Invité de BFM Politique, le patron de Beauvau a ainsi déclaré: "On s'aperçoit qu'il existe un certain nombre de dysfonctionnements. Nous avons à regarder ce qui ne fonctionne pas. (...) Je peux vous dire que ça va être pour moi une préoccupation essentielle, que de regarder tous les dysfonctionnements pour y mettre fin".

"Nous regarderons ce qui n'a pas marché, et là où ça n'a pas marché, il y aura à la fois des rectifications, mais en même temps des sanctions", a déclaré le ministre de l'Intérieur sur notre plateau.

L'enquête administrative, dont les conclusions doivent être rendues mardi selon notre invité, vise à faire la lumière sur une éventuelle défaillance après la remise en liberté de l'homme qui a tué deux jeunes femmes à la gare de Marseille dimanche.

"La menace terroriste est extrêmement élevée"

Lundi, Gérard Collomb a saisi l'Inspection générale de l'administration (IGA) pour déterminer les circonstances dans lesquelles l'auteur de l'attaque de Marseille avait été remis en liberté la veille à Lyon, où il avait été placé en garde à vue.
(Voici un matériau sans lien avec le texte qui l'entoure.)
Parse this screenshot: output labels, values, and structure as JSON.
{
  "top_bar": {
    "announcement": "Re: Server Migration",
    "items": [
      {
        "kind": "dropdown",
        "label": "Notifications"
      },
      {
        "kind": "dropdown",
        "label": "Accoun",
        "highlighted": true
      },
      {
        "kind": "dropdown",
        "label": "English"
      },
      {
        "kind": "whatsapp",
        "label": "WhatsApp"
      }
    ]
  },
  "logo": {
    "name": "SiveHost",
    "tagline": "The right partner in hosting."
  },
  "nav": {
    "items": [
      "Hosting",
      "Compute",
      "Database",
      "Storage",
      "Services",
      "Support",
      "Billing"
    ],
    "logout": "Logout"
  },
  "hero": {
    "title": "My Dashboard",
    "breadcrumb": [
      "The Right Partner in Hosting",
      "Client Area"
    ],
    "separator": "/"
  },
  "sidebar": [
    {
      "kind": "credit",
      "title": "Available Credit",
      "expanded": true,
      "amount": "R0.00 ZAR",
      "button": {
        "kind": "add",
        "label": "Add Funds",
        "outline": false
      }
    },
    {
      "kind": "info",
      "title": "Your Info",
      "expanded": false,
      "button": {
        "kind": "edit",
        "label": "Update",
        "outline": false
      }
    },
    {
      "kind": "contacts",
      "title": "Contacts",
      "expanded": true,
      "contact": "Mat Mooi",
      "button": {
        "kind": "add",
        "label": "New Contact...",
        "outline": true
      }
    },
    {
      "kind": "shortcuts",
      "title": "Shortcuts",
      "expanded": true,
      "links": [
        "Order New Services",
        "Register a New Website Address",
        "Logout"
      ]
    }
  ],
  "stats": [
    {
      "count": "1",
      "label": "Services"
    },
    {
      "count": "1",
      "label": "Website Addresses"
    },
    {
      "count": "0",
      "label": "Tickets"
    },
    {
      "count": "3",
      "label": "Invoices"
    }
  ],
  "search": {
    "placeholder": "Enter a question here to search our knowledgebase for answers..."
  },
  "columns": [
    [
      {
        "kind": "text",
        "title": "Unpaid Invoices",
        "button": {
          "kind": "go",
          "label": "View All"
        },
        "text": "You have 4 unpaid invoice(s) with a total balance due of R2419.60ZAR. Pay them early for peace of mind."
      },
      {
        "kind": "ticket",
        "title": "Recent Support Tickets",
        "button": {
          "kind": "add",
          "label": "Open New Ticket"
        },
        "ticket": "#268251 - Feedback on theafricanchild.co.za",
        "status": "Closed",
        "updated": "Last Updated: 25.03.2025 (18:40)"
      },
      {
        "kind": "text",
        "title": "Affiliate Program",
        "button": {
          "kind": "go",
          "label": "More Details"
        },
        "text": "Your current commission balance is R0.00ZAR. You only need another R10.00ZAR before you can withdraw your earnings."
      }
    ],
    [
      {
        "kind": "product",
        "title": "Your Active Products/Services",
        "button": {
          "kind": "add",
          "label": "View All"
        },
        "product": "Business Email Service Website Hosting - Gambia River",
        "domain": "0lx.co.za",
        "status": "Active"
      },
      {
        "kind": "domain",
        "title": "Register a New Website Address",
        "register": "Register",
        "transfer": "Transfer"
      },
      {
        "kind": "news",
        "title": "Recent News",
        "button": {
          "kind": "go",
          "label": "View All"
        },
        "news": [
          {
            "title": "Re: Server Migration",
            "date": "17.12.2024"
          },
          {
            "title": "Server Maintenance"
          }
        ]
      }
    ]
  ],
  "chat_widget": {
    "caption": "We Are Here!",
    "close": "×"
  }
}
"La menace terroriste est extrêmement élevée", s'est alarmé l'ancien maire de Lyon, qui trouve dans ce constat une justification de la loi antiterroriste transposant dans le droit commun les principales dispositions de l'état d'urgence. "Ce que je voudrais constater avec vous, c’est qu’on a besoin de telles protections", insiste Gérard Collomb, qui élude cependant l'épineuse question de l'efficacité de l'état d'urgence lui-même.

Combat idéologique

Insistant sur la nouvelle stratégie de récupération médiatique adoptée par Daesh après ses défaites militaires, le ministre de l'Intérieur estime que la France est engagée dans "un véritable combat idéologique entre les forces islamistes rétrogrades et un certain nombre de forces qui veulent le progrès".

Idéologie dont l'assassin de Marseille était un défenseur, mais dont le lien exact avec l'organisation terroriste Daesh reste flou. "Je ne sais pas si le lien est direct. C'est l'enquête qui le montrera. Mais en tout, que Daesh l'ait inspiré idéologiquement, oui", a expliqué Gérard Collomb, prudent.